Human right activists say they are disappointed with President Bush's decision to attend the opening ceremony of the summer Olympics in Beijing, China. The announcement by the White House Thursday is the first confirmation of the president's plans to attend the August 8 ceremony. It comes despite calls from some U.S. lawmakers and activists for a boycott because of China's human rights record and support for the Sudan government.

In an interview with the BBC on Thursday, Mr. Bush reportedly said he views the Olympics as a sporting event.

Jerry Fowler is president of the Save Darfur Coalition, an advocacy group that is working to end the violence against civilians in Sudan's Darfur region. He told VOA President Bush has ignored the appeal of many to stay away from the opening ceremony of the Beijing Olympics.

"We're very disappointed to hear that the president has announced that he's attending the opening ceremonies, and we suspect that he's disappointed too because he chose to release the news at the beginning of a three-day holiday here in the United States, which is usually when you put out news you don't want anyone to hear. In doing this he basically rejected broad-based bi-partisan calls from activists and members of Congress not to attend the opening ceremonies unless China is helpful in resolving the violence in Darfur, and so far they have not been helpful," he said.

In an interview with the BBC on Thursday, Mr. Bush reportedly said he views the Olympics as a sporting event, perhaps agreeing with those who believe that sports should be separate from politics.

But Fowler said China itself had played politics with sports in the past by boycotting the Olympics on many occasions.

"China sort the Olympics for political reasons in order to demonstrate their emergence as a world power. So the idea that the Olympics are separate from politics just doesn't make sense. And in fact, China boycotted the Olympics for most of the second half of the 20th Century for political reasons. But more importantly, we did not ask President Bus not to attend sporting events.
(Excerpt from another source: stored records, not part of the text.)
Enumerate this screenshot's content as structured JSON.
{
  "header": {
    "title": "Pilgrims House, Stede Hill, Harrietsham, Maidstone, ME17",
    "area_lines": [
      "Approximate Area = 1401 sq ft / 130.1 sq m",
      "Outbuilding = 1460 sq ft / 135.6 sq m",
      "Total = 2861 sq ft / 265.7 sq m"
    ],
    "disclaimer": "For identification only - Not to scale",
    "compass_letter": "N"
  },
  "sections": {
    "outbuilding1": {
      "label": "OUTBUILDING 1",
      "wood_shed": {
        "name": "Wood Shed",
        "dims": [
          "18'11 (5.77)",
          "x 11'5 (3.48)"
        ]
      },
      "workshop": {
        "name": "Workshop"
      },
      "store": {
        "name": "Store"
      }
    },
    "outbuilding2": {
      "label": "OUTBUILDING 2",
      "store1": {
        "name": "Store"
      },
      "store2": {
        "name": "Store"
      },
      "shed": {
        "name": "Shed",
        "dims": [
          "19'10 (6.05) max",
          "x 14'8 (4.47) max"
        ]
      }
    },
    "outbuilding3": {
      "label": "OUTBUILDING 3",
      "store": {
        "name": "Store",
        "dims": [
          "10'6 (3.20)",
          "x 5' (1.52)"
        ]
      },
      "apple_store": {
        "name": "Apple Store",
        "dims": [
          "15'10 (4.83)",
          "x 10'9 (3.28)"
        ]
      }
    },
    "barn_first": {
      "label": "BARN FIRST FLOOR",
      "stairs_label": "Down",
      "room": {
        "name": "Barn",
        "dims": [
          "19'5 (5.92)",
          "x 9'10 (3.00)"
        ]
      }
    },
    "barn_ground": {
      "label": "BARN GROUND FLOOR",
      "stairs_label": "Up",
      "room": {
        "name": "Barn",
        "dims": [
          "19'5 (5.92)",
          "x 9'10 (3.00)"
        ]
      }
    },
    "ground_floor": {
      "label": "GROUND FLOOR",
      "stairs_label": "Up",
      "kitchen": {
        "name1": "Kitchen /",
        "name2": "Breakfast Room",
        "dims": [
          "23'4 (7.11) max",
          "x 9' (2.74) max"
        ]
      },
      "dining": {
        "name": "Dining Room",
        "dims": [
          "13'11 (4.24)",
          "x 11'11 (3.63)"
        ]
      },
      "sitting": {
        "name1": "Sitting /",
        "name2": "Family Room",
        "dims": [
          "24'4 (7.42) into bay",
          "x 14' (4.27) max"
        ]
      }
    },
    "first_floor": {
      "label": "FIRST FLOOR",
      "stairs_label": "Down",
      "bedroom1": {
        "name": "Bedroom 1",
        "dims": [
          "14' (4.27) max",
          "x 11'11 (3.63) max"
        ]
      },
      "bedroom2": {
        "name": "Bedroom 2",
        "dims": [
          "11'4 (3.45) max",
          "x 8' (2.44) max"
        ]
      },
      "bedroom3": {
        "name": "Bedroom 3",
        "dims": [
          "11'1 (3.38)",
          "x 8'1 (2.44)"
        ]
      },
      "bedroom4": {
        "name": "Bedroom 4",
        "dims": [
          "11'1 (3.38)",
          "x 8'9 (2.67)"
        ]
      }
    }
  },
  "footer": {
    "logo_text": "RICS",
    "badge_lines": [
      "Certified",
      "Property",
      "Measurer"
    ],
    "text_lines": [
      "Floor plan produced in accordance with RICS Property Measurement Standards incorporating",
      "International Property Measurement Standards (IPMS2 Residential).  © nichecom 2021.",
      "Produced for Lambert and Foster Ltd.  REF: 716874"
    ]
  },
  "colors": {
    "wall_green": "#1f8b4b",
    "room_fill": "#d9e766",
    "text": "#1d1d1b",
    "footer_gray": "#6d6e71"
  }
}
We asked not to attend the opening ceremonies unless China started helping being part of the solution in Darfur," Fowler said.

He said rights groups asked President Bush not to attend the Olympics opening ceremony because it is blatantly political.
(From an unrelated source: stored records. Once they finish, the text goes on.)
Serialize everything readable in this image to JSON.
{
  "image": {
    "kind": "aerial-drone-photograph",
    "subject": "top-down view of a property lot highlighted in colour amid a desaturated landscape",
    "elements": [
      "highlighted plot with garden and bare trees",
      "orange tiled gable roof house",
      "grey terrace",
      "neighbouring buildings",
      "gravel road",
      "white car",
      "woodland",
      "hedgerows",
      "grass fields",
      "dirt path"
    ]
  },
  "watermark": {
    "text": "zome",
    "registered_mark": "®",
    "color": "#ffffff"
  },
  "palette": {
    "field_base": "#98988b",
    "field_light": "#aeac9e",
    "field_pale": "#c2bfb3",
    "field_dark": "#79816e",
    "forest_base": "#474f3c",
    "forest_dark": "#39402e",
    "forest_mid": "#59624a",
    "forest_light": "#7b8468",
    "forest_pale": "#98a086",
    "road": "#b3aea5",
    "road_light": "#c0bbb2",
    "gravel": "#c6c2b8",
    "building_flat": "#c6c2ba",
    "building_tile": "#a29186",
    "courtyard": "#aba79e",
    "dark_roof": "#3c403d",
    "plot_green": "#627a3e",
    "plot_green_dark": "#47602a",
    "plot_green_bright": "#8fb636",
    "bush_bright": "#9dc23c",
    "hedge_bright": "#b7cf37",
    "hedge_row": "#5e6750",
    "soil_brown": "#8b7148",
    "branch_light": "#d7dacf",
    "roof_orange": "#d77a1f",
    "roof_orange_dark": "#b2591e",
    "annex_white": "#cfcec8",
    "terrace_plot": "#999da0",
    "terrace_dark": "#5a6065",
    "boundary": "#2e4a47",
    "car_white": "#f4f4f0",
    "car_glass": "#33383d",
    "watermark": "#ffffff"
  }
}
Chinese Foreign Ministry spokesman Liu Jianchao reportedly said that boycotting the Olympics for political purposes would not help resolve the Darfur crisis.

Fowler said not attending the Olympics opening ceremony would have made a stronger political point about China's support for the Sudan government.

"Given that the president is going now, I do hope that he would take the opportunity to personally press the Chinese president in a very vigorous manner about the things that China can do to be part of the solution in Darfur instead of being part of the problem, which is what they are right now," Fowler said.

China has in the past said that it had been pressing Sudan to end the violence in Darfur. But it also blamed Sudan rebel groups for the violence.

Fowler said China has been Sudan's main arms supplier and protector at the United Nations.

"The facts are China has been Sudan's heat shield at the United Nations, protecting the Sudanese government from any multi-national consequences for the violence that they are responsible for. China is also a major arms provider to the Sudanese government; it's a huge financial patron. So I think the record is clear that China is part of the problem and not part of the solution," he said.

Last July the UN Security Council approved a hybrid United Nations-African Union civilian protection force for Darfur. But that force has yet to be half deployed.

Fowler said his organization had wanted for President Bush to skip the Olympics opening ceremony unless the civilian protection force was fully deployed.